Si pensamos en algunos de los productos y temas típicos de los años ochenta: la música tecno, los yuppies, el procesador 286, George Bush o la ``teoría de la acción comunicativa'', se puede llegar a una observación sorprendente. No sólo son anticuados, sino que en cierto sentido parecen más ``viejos'' que otras cosas cronológicamente más viejas. Lo que nos enseña que no hay nada más anticuado que el pasado reciente. Y eso también significa que lo anticuado no necesariamente es viejo. Se está acelerando el proceso de volverse anticuado. ¡Quien no mantenga el paso pronto parecerá anticuado!

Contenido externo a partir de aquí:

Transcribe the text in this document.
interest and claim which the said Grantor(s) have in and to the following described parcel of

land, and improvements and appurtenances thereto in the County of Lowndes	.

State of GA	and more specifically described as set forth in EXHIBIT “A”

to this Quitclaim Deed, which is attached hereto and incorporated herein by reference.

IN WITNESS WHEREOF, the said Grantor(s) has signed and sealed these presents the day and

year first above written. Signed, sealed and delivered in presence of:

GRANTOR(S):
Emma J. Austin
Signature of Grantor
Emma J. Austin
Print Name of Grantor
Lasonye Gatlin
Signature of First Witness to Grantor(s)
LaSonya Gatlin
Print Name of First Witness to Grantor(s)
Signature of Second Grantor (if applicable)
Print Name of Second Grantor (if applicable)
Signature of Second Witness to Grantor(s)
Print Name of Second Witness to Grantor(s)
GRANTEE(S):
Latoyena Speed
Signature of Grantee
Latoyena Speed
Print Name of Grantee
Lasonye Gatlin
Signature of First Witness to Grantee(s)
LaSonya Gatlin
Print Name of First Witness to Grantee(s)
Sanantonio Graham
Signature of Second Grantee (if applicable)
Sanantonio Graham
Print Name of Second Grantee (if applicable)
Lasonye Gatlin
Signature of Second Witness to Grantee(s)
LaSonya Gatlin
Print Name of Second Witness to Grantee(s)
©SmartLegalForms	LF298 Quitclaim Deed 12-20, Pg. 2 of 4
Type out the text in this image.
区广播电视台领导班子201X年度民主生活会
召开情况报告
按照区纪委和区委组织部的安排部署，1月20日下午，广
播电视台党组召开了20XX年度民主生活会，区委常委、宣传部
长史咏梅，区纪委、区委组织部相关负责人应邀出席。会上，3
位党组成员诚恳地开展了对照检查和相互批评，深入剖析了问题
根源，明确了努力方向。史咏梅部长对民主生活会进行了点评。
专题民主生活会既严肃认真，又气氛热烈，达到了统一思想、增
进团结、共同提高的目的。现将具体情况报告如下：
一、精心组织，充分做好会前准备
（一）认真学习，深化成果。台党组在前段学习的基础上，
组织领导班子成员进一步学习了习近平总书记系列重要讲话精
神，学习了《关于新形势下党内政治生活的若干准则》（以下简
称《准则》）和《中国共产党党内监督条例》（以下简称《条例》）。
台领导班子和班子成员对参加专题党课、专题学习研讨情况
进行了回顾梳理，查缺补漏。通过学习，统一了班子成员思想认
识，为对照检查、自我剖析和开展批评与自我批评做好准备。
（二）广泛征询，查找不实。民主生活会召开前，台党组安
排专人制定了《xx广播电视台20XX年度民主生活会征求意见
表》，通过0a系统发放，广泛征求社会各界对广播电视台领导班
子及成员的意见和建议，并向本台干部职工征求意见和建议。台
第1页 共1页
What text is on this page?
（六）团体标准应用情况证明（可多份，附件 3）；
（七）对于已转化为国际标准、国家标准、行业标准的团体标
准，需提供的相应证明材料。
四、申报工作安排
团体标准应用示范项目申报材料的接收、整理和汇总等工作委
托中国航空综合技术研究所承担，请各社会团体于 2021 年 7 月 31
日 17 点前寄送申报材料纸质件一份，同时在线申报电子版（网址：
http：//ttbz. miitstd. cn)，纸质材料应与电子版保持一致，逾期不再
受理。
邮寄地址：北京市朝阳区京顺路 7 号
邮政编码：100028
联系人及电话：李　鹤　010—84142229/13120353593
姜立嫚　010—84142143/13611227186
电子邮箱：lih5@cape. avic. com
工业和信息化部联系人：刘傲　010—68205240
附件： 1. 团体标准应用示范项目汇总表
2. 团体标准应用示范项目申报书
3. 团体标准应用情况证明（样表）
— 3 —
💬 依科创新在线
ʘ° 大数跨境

Ese rápido proceso es, por lo tanto, uno de los mecanismos a través de los cuales el pasado pisa los talones del presente cada vez más de cerca. El segundo mecanismo consiste en el reciclaje de la moda. El funcionamiento de la moda es muy sencillo: niega lo que acaba de pasar. El código de la moda opera con dos valores: in y mega-out. En otras palabras: la moda decreta que lo que apenas recién era ``lo que se lleva puesto'', ahora se ha vuelto ``lo que ya no se usa más''. Pero no es que ponga en su lugar nada nuevo, sino que la moda elige con qué quedarse del repertorio que ofrece el pasado. Es así que se llega a un reciclaje de los tiempos. Ya a principios de la década de los noventa volvieron a ser actuales los setenta, así de rápido. La moda es el sistema inmunológico de la sociedad contra el virus del aburrimiento. Por eso, nadar contra la corriente de la moda o ignorarla por vanidad intelectual resulta tonto en todos los casos, económicamente letal. Pero tampoco es promesa de éxito nadar con la corriente de la moda, porque siempre se llegará tarde. Más bien es cuestión de hacer surf en la cresta de la ola del espíritu de la época. Y hacer surf no significa ``dejarse llevar por la corriente''. Los surfistas del espíritu de la época no se dejan arrastrar por las novísimas tendencias, sino que aprovechan las energías de las tendencias para navegar con soberana superioridad.